Por si lo anterior fuera ya poca cosa para que la afición teatral de Avelino se tambaleara, los diez elegidos debían de salir al final de la obra provistos de hoces, horcas y garrochas tras quienes poco antes habrían  proferido insultos contra los españoles por zafios, sucios y malolientes. En este duelo actoral al personaje que Avelino representaba le tocó ser zaherido por una aristócrata gala elegantemente vestida con una robe a la polonaise. Desconocedor de quién era la actriz que daba cuerpo y voz a esta dama francesa que lo insultaba en exceso y que, atrevida por demás, le ha cruzado la cara con sus mitones, Avelino sufre un acceso de Método del Actors Studio y le propina un trompazo que para sí quisiera él en el taller mecánico donde trabajaba desde hacía quince años y donde sufría humillaciones sin fin de su jefe, tío carnal por parte de padre.

Que Margarita Lahoz, la gran Marga, la bella Marga, sufriera por parte de un mindundi que ni siquiera era actor de reparto, tal golpetazo marcó un punto de inflexión en la representación, primera de las dos que la Compañía de la diva haría en ese perdido lugar.
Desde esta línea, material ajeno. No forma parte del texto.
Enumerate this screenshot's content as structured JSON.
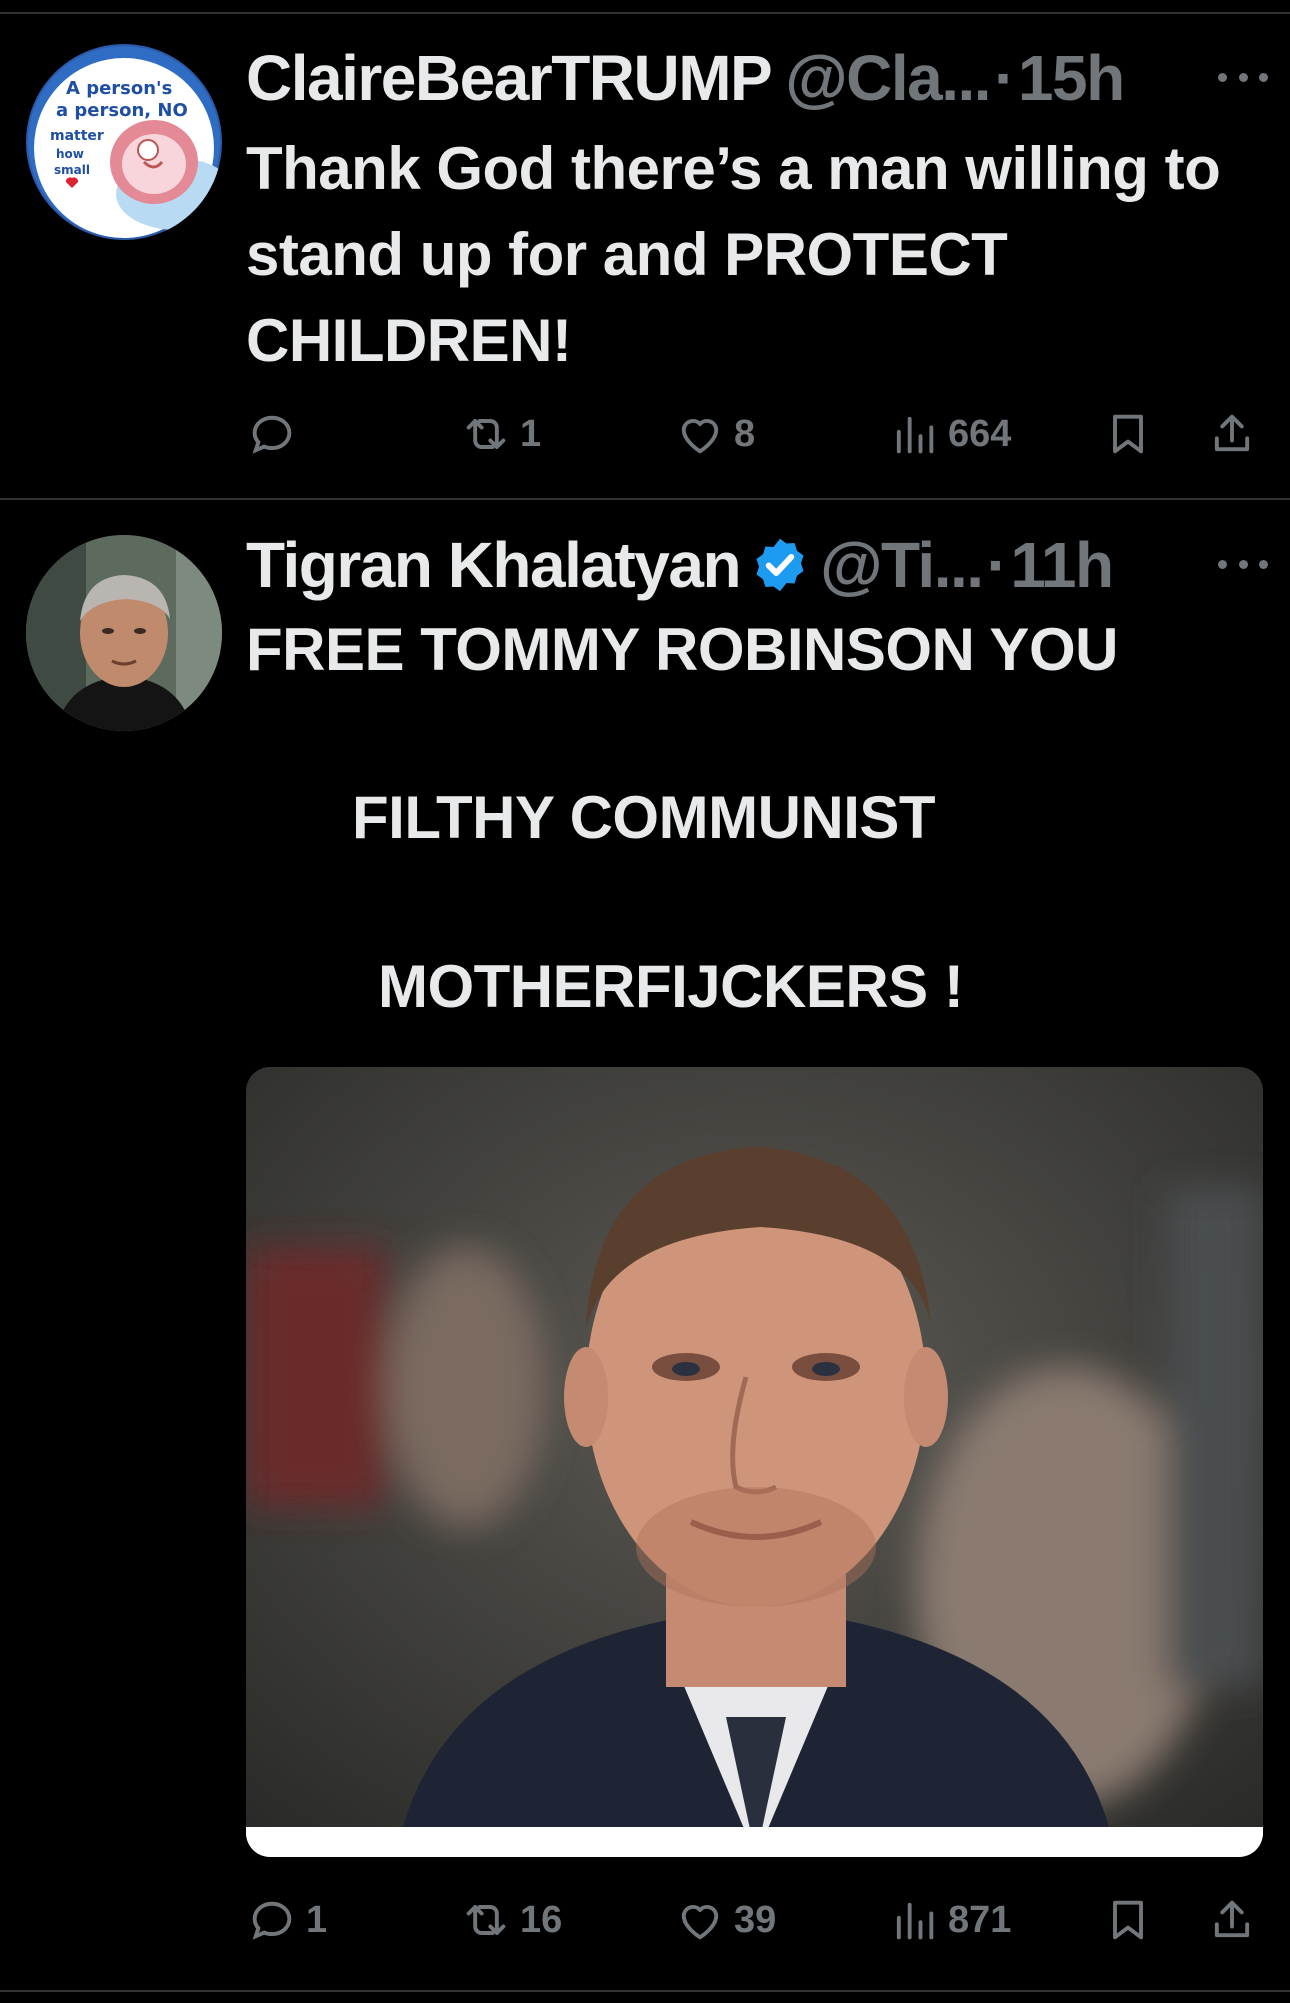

Cuando cayó el telón los vítores fueron abundantes y atronadores. Duraban tanto que todo el elenco de la Agrupación comandada por Paco Ledesma, sorprendidos por no haberles sucedido jamás tal cosa, salieron a saludar una segunda vez. Prosiguieron los aplausos. En la tercera salida, el público exigió la presencia en escena de los extras, especialmente del valiente que había golpeado como se merecía a la estirada francesa, a la dama frívola y peripuesta tan larga de lengua. No hubo más remedio que pedirle a Avelino que compareciera y saludara a sus paisanos; la mismísima Margarita Lahoz, recuperada ya totalmente del golpe que éste le había propinado, tomó su mano y juntos avanzaron desde el fondo hasta el proscenio envueltos en las ovaciones. El teatro había encontrado un actor. Casting en estado puro.